Dava tarihi itibariyle çocuk reşit olduğuna göre, reşit olduktan sonraki nafakaların iadesinde husumet (artık reşit olan) çocuğa yöneltilir. Ancak bu davada ayrıca reşit olmadan evvelki nafakaların da (sigortalılık sebebiyle) iadesi talep edildiğinden bu talepteki hasımın ise velayeti kendisine bırakılan eş olması gerektiğini düşünüyorum.
Old 06-09-2013, 09:05   #7
İlhan_ERDEN

 
Varsayılan

Alıntı:
Yazan av.v.gözde
sayın meslektaşlarım, müvekkil 18 yaşını geçmiş çocuğuna halen nafaka ödüyor. icra dairesi aracılığıyla maaşından her ay kesinti yapılıyor. icra dairesi müvekkilin maaş haczinin kaldırılması taleplerini reddediyor. en son çare, vekil olarak, nafakanın kendiliğinden kalkacağına ilişkin yargıtay kararları, "18 yaşını dolduran çocuğun iştirak nafakasının kaldırılması için aile mahkemesinde açılan nafakanın kaldırılması davasının hukuki yarar yokluğu nedeniyle usulden red edildiği" yönünde ilk derece mahkemesi kararları ve nüfus kaydı ile birlikte maaş haczinin kaldırılması talebinde bulunduk.

18 yaşını geçen çocuk için ödenen iştirak nafakasının kendiliğinden kalktığı TMK 328. maddesinde açıkça yazmaktadır. icra dairesinin yapması gereken çocuğun 18 yaşını geçtiğini tespit edip, maaş haczinin kaldırılmasıdır. icra dairesi talebimizi muhtemelen reddedecek. bu durumda icra hukuk mahkemesinde şikayette bulunacağım. yakın zamanda bu konuyla ilgilenen ve benzer yolu takip edip olumlu sonuç almış meslektaşlarımın görüşlerini bekliyorum.

herkese iyi çalışmalar.

Alıntı:
av.v.gözde
bana göre yanlış bir karar, iştirak nafakasının alacaklısı velayet kendisine bırakılan eştir. çocuğun reşit olup olmaması bu durumu değiştiren bir etken değildir. siz ne dersiniz?

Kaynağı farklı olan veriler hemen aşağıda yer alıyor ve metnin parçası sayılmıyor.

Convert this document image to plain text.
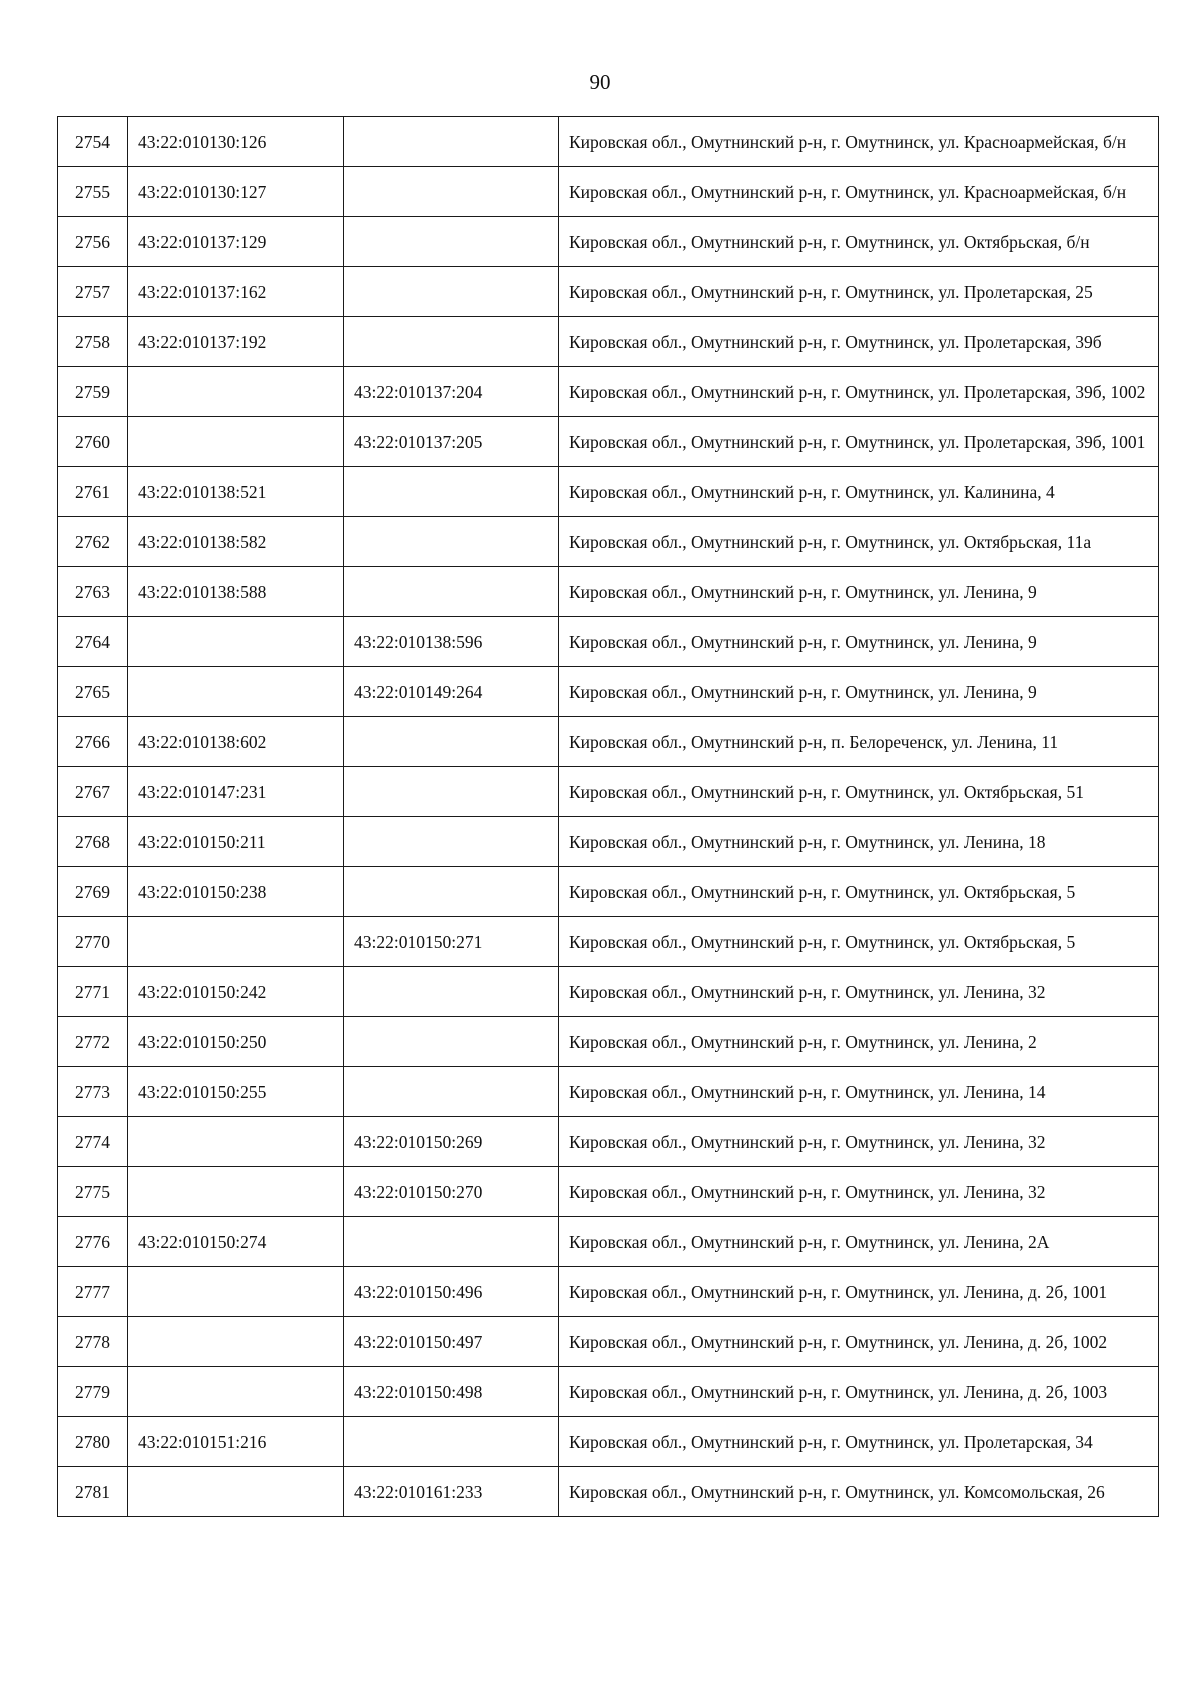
90
2754	43:22:010130:126		Кировская обл., Омутнинский р-н, г. Омутнинск, ул. Красноармейская, б/н
2755	43:22:010130:127		Кировская обл., Омутнинский р-н, г. Омутнинск, ул. Красноармейская, б/н
2756	43:22:010137:129		Кировская обл., Омутнинский р-н, г. Омутнинск, ул. Октябрьская, б/н
2757	43:22:010137:162		Кировская обл., Омутнинский р-н, г. Омутнинск, ул. Пролетарская, 25
2758	43:22:010137:192		Кировская обл., Омутнинский р-н, г. Омутнинск, ул. Пролетарская, 39б
2759		43:22:010137:204	Кировская обл., Омутнинский р-н, г. Омутнинск, ул. Пролетарская, 39б, 1002
2760		43:22:010137:205	Кировская обл., Омутнинский р-н, г. Омутнинск, ул. Пролетарская, 39б, 1001
2761	43:22:010138:521		Кировская обл., Омутнинский р-н, г. Омутнинск, ул. Калинина, 4
2762	43:22:010138:582		Кировская обл., Омутнинский р-н, г. Омутнинск, ул. Октябрьская, 11а
2763	43:22:010138:588		Кировская обл., Омутнинский р-н, г. Омутнинск, ул. Ленина, 9
2764		43:22:010138:596	Кировская обл., Омутнинский р-н, г. Омутнинск, ул. Ленина, 9
2765		43:22:010149:264	Кировская обл., Омутнинский р-н, г. Омутнинск, ул. Ленина, 9
2766	43:22:010138:602		Кировская обл., Омутнинский р-н, п. Белореченск, ул. Ленина, 11
2767	43:22:010147:231		Кировская обл., Омутнинский р-н, г. Омутнинск, ул. Октябрьская, 51
2768	43:22:010150:211		Кировская обл., Омутнинский р-н, г. Омутнинск, ул. Ленина, 18
2769	43:22:010150:238		Кировская обл., Омутнинский р-н, г. Омутнинск, ул. Октябрьская, 5
2770		43:22:010150:271	Кировская обл., Омутнинский р-н, г. Омутнинск, ул. Октябрьская, 5
2771	43:22:010150:242		Кировская обл., Омутнинский р-н, г. Омутнинск, ул. Ленина, 32
2772	43:22:010150:250		Кировская обл., Омутнинский р-н, г. Омутнинск, ул. Ленина, 2
2773	43:22:010150:255		Кировская обл., Омутнинский р-н, г. Омутнинск, ул. Ленина, 14
2774		43:22:010150:269	Кировская обл., Омутнинский р-н, г. Омутнинск, ул. Ленина, 32
2775		43:22:010150:270	Кировская обл., Омутнинский р-н, г. Омутнинск, ул. Ленина, 32
2776	43:22:010150:274		Кировская обл., Омутнинский р-н, г. Омутнинск, ул. Ленина, 2А
2777		43:22:010150:496	Кировская обл., Омутнинский р-н, г. Омутнинск, ул. Ленина, д. 2б, 1001
2778		43:22:010150:497	Кировская обл., Омутнинский р-н, г. Омутнинск, ул. Ленина, д. 2б, 1002
2779		43:22:010150:498	Кировская обл., Омутнинский р-н, г. Омутнинск, ул. Ленина, д. 2б, 1003
2780	43:22:010151:216		Кировская обл., Омутнинский р-н, г. Омутнинск, ул. Пролетарская, 34
2781		43:22:010161:233	Кировская обл., Омутнинский р-н, г. Омутнинск, ул. Комсомольская, 26
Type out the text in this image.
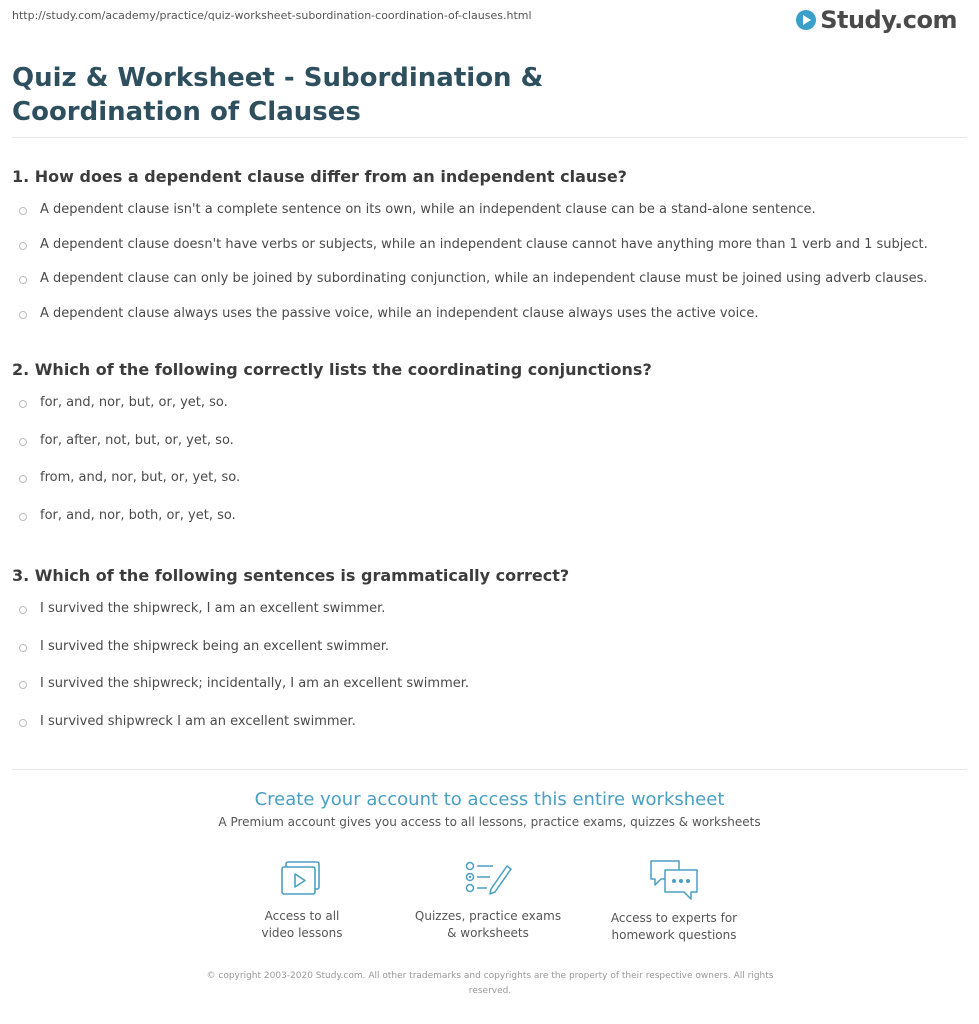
http://study.com/academy/practice/quiz-worksheet-subordination-coordination-of-clauses.html	Study.com
Quiz & Worksheet - Subordination & Coordination of Clauses

1. How does a dependent clause differ from an independent clause?

A dependent clause isn't a complete sentence on its own, while an independent clause can be a stand-alone sentence.
A dependent clause doesn't have verbs or subjects, while an independent clause cannot have anything more than 1 verb and 1 subject.
A dependent clause can only be joined by subordinating conjunction, while an independent clause must be joined using adverb clauses.
A dependent clause always uses the passive voice, while an independent clause always uses the active voice.

2. Which of the following correctly lists the coordinating conjunctions?

for, and, nor, but, or, yet, so.
for, after, not, but, or, yet, so.
from, and, nor, but, or, yet, so.
for, and, nor, both, or, yet, so.

3. Which of the following sentences is grammatically correct?

I survived the shipwreck, I am an excellent swimmer.
I survived the shipwreck being an excellent swimmer.
I survived the shipwreck; incidentally, I am an excellent swimmer.
I survived shipwreck I am an excellent swimmer.
Create your account to access this entire worksheet
A Premium account gives you access to all lessons, practice exams, quizzes & worksheets
Access to all
video lessons
Quizzes, practice exams
& worksheets
Access to experts for
homework questions
© copyright 2003-2020 Study.com. All other trademarks and copyrights are the property of their respective owners. All rights reserved.
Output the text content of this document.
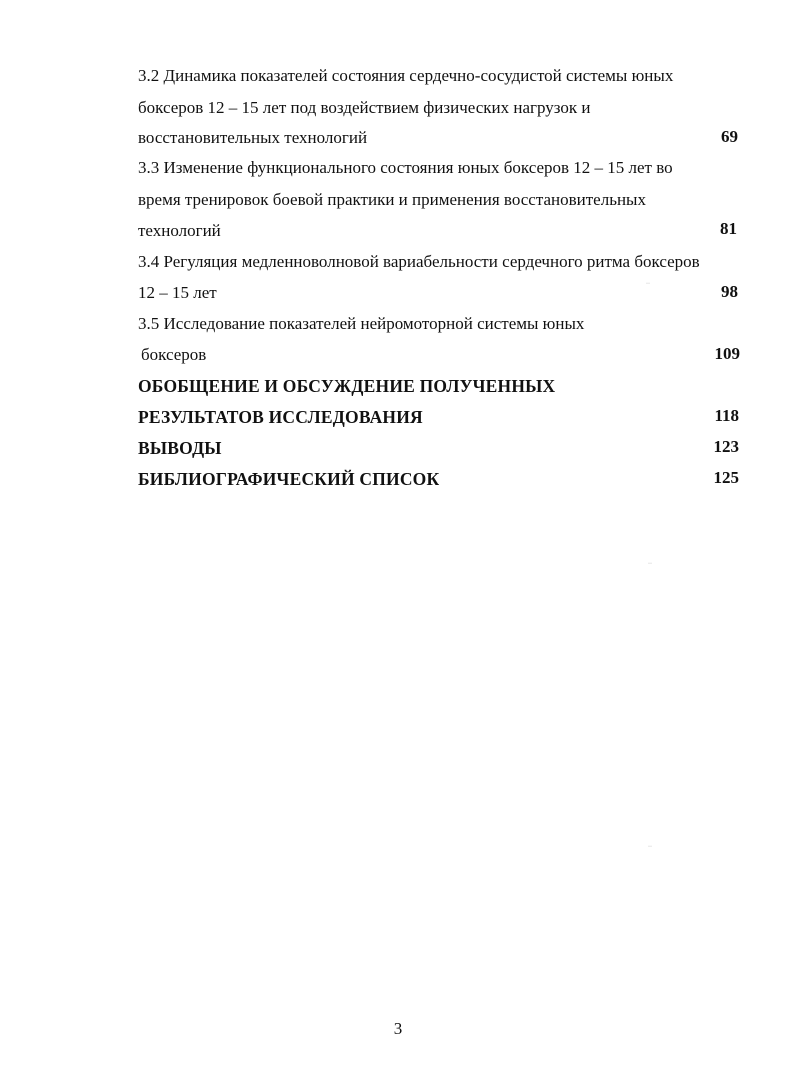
3.2 Динамика показателей состояния сердечно-сосудистой системы юных
боксеров 12 – 15 лет под воздействием физических нагрузок и
восстановительных технологий	69
3.3 Изменение функционального состояния юных боксеров 12 – 15 лет во
время тренировок боевой практики и применения восстановительных
технологий	81
3.4 Регуляция медленноволновой вариабельности сердечного ритма боксеров
12 – 15 лет	98
3.5 Исследование показателей нейромоторной системы юных
боксеров	109
ОБОБЩЕНИЕ И ОБСУЖДЕНИЕ ПОЛУЧЕННЫХ
РЕЗУЛЬТАТОВ ИССЛЕДОВАНИЯ	118
ВЫВОДЫ	123
БИБЛИОГРАФИЧЕСКИЙ СПИСОК	125
··
··
··
3
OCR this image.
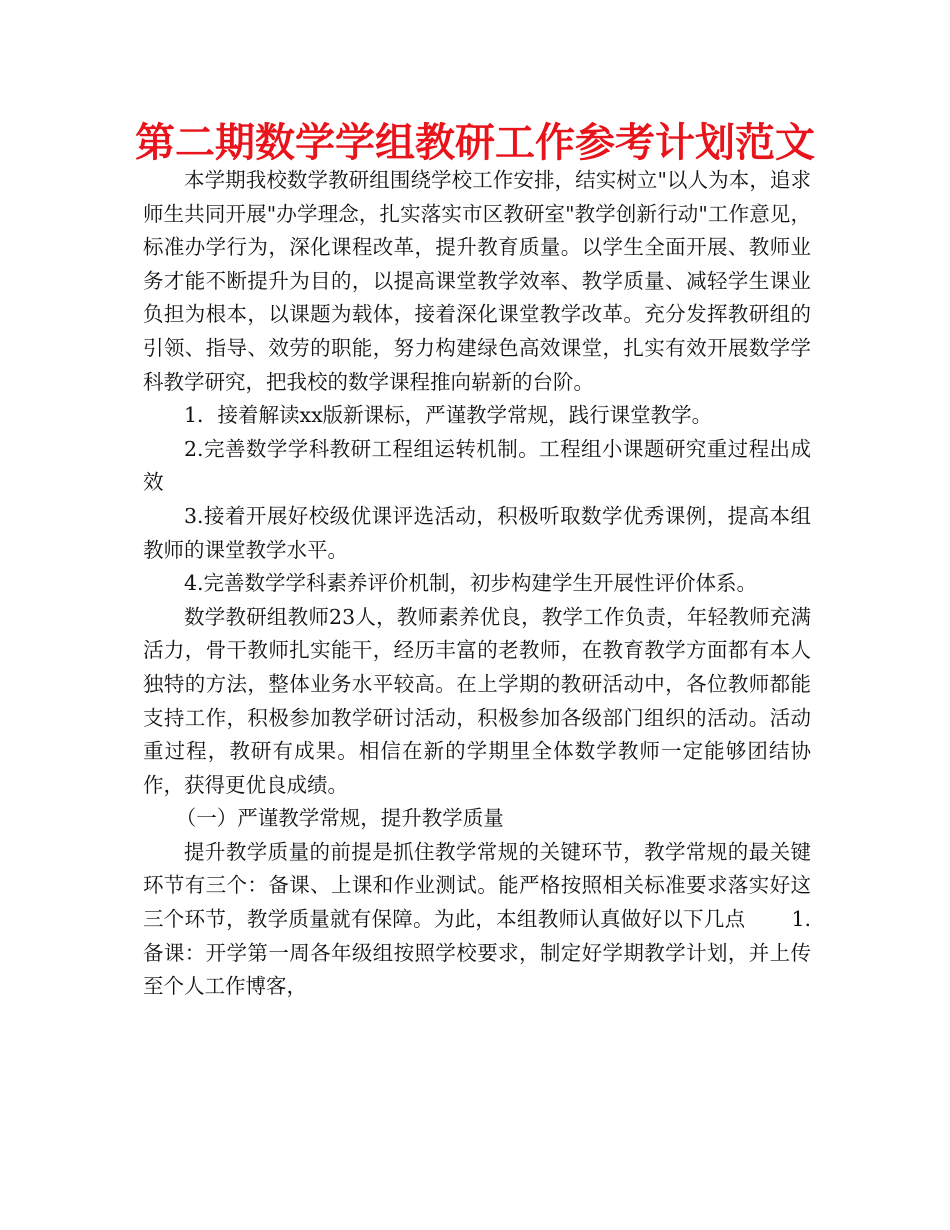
第二期数学学组教研工作参考计划范文

本学期我校数学教研组围绕学校工作安排，结实树立"以人为本，追求师生共同开展"办学理念，扎实落实市区教研室"教学创新行动"工作意见，标准办学行为，深化课程改革，提升教育质量。以学生全面开展、教师业务才能不断提升为目的，以提高课堂教学效率、教学质量、减轻学生课业负担为根本，以课题为载体，接着深化课堂教学改革。充分发挥教研组的引领、指导、效劳的职能，努力构建绿色高效课堂，扎实有效开展数学学科教学研究，把我校的数学课程推向崭新的台阶。

1．接着解读xx版新课标，严谨教学常规，践行课堂教学。

2.完善数学学科教研工程组运转机制。工程组小课题研究重过程出成效

3.接着开展好校级优课评选活动，积极听取数学优秀课例，提高本组教师的课堂教学水平。

4.完善数学学科素养评价机制，初步构建学生开展性评价体系。

数学教研组教师23人，教师素养优良，教学工作负责，年轻教师充满活力，骨干教师扎实能干，经历丰富的老教师，在教育教学方面都有本人独特的方法，整体业务水平较高。在上学期的教研活动中，各位教师都能支持工作，积极参加教学研讨活动，积极参加各级部门组织的活动。活动重过程，教研有成果。相信在新的学期里全体数学教师一定能够团结协作，获得更优良成绩。

（一）严谨教学常规，提升教学质量

提升教学质量的前提是抓住教学常规的关键环节，教学常规的最关键环节有三个：备课、上课和作业测试。能严格按照相关标准要求落实好这三个环节，教学质量就有保障。为此，本组教师认真做好以下几点 1.备课：开学第一周各年级组按照学校要求，制定好学期教学计划，并上传至个人工作博客，
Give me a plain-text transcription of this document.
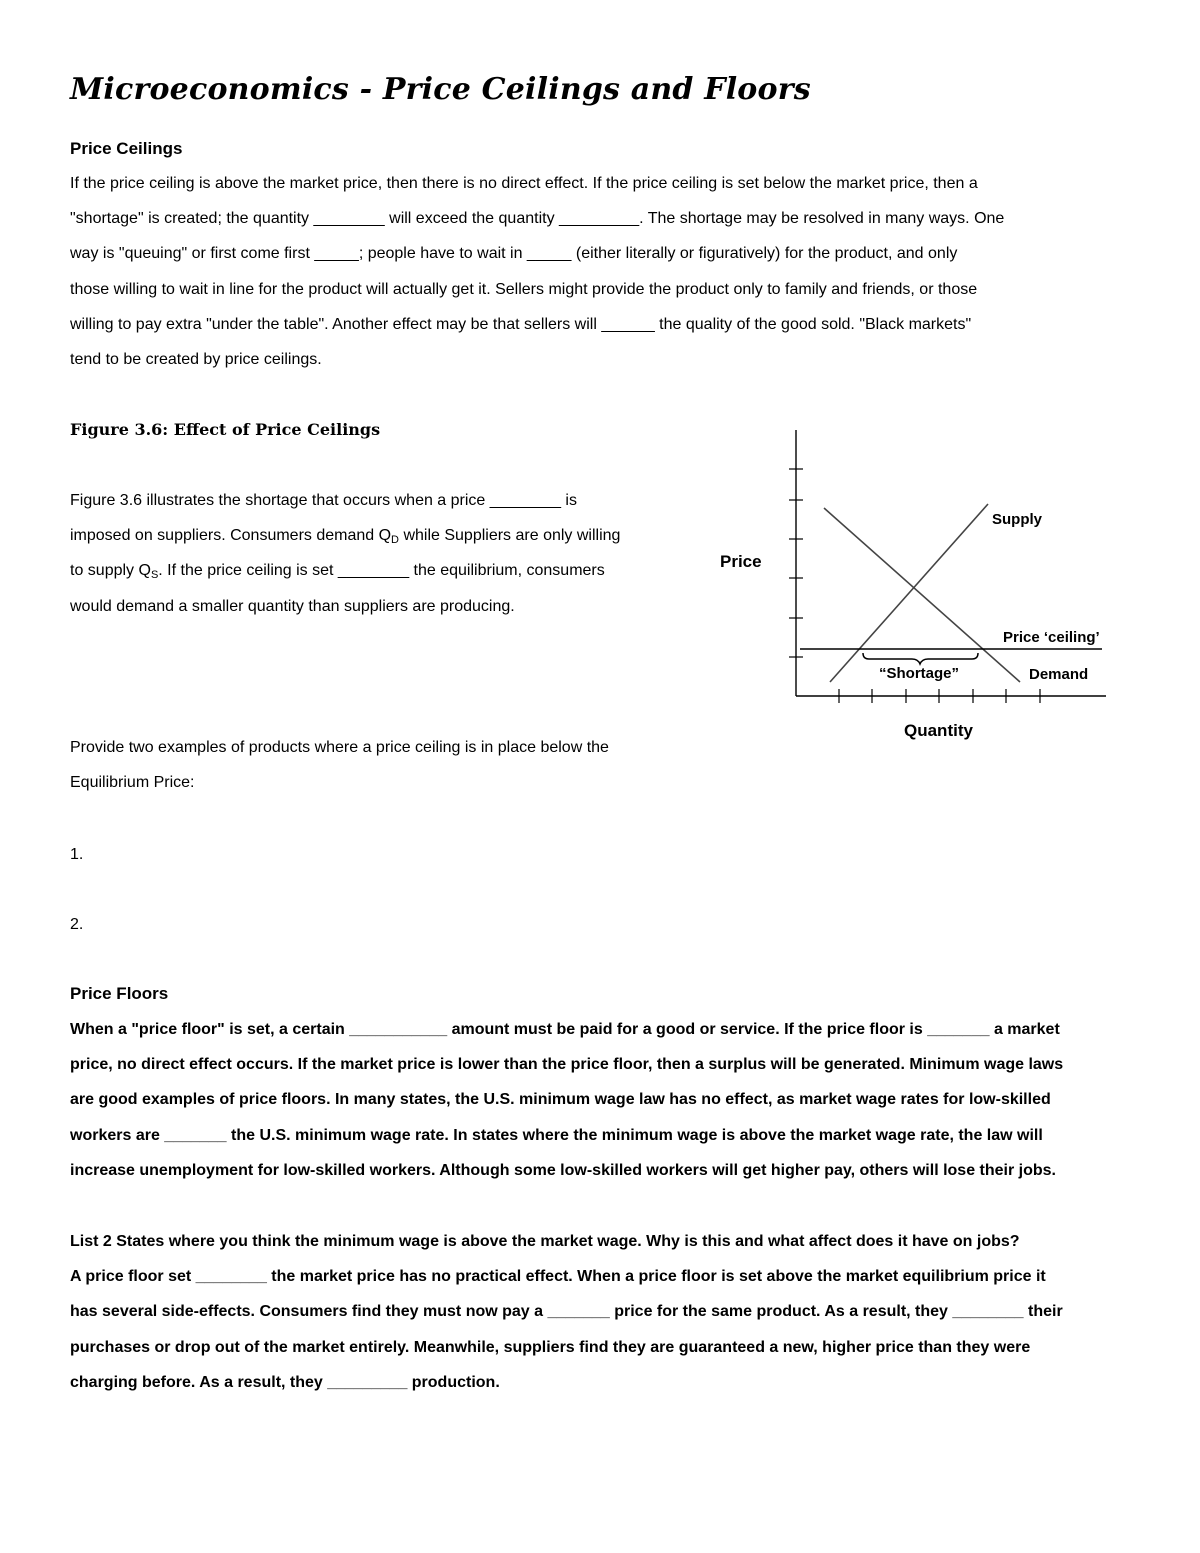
Microeconomics - Price Ceilings and Floors
Price Ceilings

If the price ceiling is above the market price, then there is no direct effect. If the price ceiling is set below the market price, then a
"shortage" is created; the quantity ________ will exceed the quantity _________. The shortage may be resolved in many ways. One
way is "queuing" or first come first _____; people have to wait in _____ (either literally or figuratively) for the product, and only
those willing to wait in line for the product will actually get it. Sellers might provide the product only to family and friends, or those
willing to pay extra "under the table". Another effect may be that sellers will ______ the quality of the good sold. "Black markets"
tend to be created by price ceilings.

Figure 3.6: Effect of Price Ceilings

Figure 3.6 illustrates the shortage that occurs when a price ________ is
imposed on suppliers. Consumers demand $Q_D$ while Suppliers are only willing
to supply $Q_S$. If the price ceiling is set ________ the equilibrium, consumers
would demand a smaller quantity than suppliers are producing.

Price
Quantity
Supply
Demand
Price ‘ceiling’
“Shortage”

Provide two examples of products where a price ceiling is in place below the
Equilibrium Price:

1.

2.

Price Floors

When a "price floor" is set, a certain ___________ amount must be paid for a good or service. If the price floor is _______ a market
price, no direct effect occurs. If the market price is lower than the price floor, then a surplus will be generated. Minimum wage laws
are good examples of price floors. In many states, the U.S. minimum wage law has no effect, as market wage rates for low-skilled
workers are _______ the U.S. minimum wage rate. In states where the minimum wage is above the market wage rate, the law will
increase unemployment for low-skilled workers. Although some low-skilled workers will get higher pay, others will lose their jobs.

List 2 States where you think the minimum wage is above the market wage. Why is this and what affect does it have on jobs?
A price floor set ________ the market price has no practical effect. When a price floor is set above the market equilibrium price it
has several side-effects. Consumers find they must now pay a _______ price for the same product. As a result, they ________ their
purchases or drop out of the market entirely. Meanwhile, suppliers find they are guaranteed a new, higher price than they were
charging before. As a result, they _________ production.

Husumetin reşit olan çocuğa yöneltilmesi gerektiğine ilişkin:

YARGITAY
3.Hukuk Dairesi
Esas: 2010/696
Karar: 2010/2059
Karar Tarihi: 15.02.2010


Davada, davalı ile 1993 yılında boşandıklarını ve boşanma sonucunda müşterek çocukları H. S.'ın velayetinin davalı anneye verildiğini, müşterek çocuk H. S. için 250.000 TL. iştirak nafakasına hükmolunduğunu, en son olarak iştirak nafakasının 300 TL. ye yükseldiğini, ancak, dava dışı çocuğun reşit olduğunu, bu nedenle iştirak nafakasının sona erdiğini ileri sürerek 300 TL. olan iştirak nafakasının kaldırılması talep ve dava edilmiştir.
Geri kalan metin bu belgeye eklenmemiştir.